God’s dispensation in the ministry of Christ is also to mingle the believers with the Triune God (17:21-23). For example, when you put a tea bag into a glass of water, sometimes you help it by mixing it up. You stir the water to mix the tea with the water. That is mingling. Sometimes you want to go home and sleep well, but instead the Lord sends something to stir up the situation. You have to realize that your troubles and problems are for the mingling. You can all testify that suffering helps you to be mingled with the Triune God. The Lord Jesus is not satisfied just to abide in you. He wants to mingle you with Himself. When you put a tea bag into the water, your intention is that the tea will saturate the water, causing the very essence and taste and flavor of the tea to be mingled with the water. This will make the water tea. Christ within you is doing something all the time to mingle Himself with you to make you Christ. This mingling I would call “Christifying.” You are like a glass of plain water, and the tea is “teaifying” you to make you tea. That is the tea being dispensed into the water. This is a good example of God dispensing Himself into us to make us Christified.

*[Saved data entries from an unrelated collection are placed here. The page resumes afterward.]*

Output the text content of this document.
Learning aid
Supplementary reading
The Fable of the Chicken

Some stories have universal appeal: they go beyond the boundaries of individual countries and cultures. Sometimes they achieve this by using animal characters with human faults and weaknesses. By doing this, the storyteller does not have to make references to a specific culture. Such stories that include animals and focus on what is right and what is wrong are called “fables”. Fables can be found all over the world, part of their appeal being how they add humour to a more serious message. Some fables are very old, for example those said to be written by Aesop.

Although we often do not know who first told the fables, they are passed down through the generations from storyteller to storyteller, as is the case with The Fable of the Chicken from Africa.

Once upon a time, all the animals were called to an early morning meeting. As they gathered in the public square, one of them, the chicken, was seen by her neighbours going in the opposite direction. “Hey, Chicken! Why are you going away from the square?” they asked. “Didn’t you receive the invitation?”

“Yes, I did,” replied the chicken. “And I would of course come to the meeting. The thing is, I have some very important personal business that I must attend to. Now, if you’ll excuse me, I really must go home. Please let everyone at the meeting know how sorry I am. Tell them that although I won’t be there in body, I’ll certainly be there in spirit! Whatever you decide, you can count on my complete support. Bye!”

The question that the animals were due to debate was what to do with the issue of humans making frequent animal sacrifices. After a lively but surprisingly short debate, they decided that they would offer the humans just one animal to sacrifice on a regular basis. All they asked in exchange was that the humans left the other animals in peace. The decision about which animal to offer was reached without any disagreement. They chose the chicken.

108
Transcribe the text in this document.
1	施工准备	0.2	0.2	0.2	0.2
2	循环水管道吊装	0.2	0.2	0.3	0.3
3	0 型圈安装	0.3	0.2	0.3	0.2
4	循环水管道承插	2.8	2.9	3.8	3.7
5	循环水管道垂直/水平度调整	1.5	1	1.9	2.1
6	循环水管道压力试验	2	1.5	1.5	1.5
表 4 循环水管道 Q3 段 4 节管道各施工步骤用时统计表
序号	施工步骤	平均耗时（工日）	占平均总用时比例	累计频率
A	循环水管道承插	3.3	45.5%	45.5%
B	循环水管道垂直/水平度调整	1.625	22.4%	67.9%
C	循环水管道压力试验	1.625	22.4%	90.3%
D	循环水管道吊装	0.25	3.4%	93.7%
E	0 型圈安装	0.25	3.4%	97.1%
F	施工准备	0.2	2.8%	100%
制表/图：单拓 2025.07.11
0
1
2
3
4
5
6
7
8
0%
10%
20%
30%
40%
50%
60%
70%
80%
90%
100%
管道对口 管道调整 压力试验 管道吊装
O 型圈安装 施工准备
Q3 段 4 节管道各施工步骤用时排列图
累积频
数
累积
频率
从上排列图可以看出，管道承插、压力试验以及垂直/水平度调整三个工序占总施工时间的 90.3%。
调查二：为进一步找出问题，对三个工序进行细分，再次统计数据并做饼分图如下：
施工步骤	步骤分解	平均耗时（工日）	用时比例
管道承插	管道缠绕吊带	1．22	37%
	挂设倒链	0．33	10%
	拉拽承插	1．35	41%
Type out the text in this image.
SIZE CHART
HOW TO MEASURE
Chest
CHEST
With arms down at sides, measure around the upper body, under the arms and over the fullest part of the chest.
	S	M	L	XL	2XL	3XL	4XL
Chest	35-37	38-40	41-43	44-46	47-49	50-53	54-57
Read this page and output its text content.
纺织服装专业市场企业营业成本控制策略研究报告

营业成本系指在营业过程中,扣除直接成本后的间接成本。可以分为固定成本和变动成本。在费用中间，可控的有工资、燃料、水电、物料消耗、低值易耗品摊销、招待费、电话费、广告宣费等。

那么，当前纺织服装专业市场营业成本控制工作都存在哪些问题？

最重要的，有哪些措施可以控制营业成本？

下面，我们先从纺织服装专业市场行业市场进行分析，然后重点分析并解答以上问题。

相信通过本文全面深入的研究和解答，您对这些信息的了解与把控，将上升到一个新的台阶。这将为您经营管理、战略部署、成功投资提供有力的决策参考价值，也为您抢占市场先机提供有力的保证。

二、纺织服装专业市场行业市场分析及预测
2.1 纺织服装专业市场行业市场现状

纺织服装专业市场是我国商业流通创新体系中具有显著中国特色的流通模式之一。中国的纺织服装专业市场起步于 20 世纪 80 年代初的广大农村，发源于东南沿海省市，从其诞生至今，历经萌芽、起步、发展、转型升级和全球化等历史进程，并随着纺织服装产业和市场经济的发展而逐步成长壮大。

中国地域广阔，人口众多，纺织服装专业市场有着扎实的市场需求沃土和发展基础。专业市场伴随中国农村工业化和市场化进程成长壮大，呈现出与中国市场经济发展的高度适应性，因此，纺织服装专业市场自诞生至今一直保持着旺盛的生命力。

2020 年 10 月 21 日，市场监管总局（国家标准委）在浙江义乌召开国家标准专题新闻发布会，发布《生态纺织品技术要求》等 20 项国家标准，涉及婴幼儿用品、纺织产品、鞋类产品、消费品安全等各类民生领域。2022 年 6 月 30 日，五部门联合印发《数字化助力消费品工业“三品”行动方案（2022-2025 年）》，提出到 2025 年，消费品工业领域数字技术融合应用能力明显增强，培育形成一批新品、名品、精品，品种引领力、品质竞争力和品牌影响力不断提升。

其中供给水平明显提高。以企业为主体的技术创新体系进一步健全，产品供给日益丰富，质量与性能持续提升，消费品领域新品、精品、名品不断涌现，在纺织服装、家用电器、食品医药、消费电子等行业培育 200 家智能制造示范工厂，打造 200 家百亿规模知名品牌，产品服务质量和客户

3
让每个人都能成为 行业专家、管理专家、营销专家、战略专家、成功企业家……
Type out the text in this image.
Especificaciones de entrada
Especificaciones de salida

This is wonderful, but this is not all. Eventually, this dispensing Christ who has mingled Himself with us will overflow from within us like rivers of living water for all eternity (7:38-39; Rev. 22:1-2). I am so happy because whenever I speak, I have the deep sensation that something is overflowing endlessly. At the end of the Bible you can see a city with a river flowing all the time. There the river of life is flowing and even overflowing with the water of life. In this flowing water grows the tree of life, full of life supply. That will be our eternal living. That is our eternal destiny. Today we could have a foretaste. The very dispensing God eventually overflows from within us to water others, to quench others’ thirst, and to supply others with the tree of life. This becomes their very life supply. This is God’s dispensing in Christ’s ministry.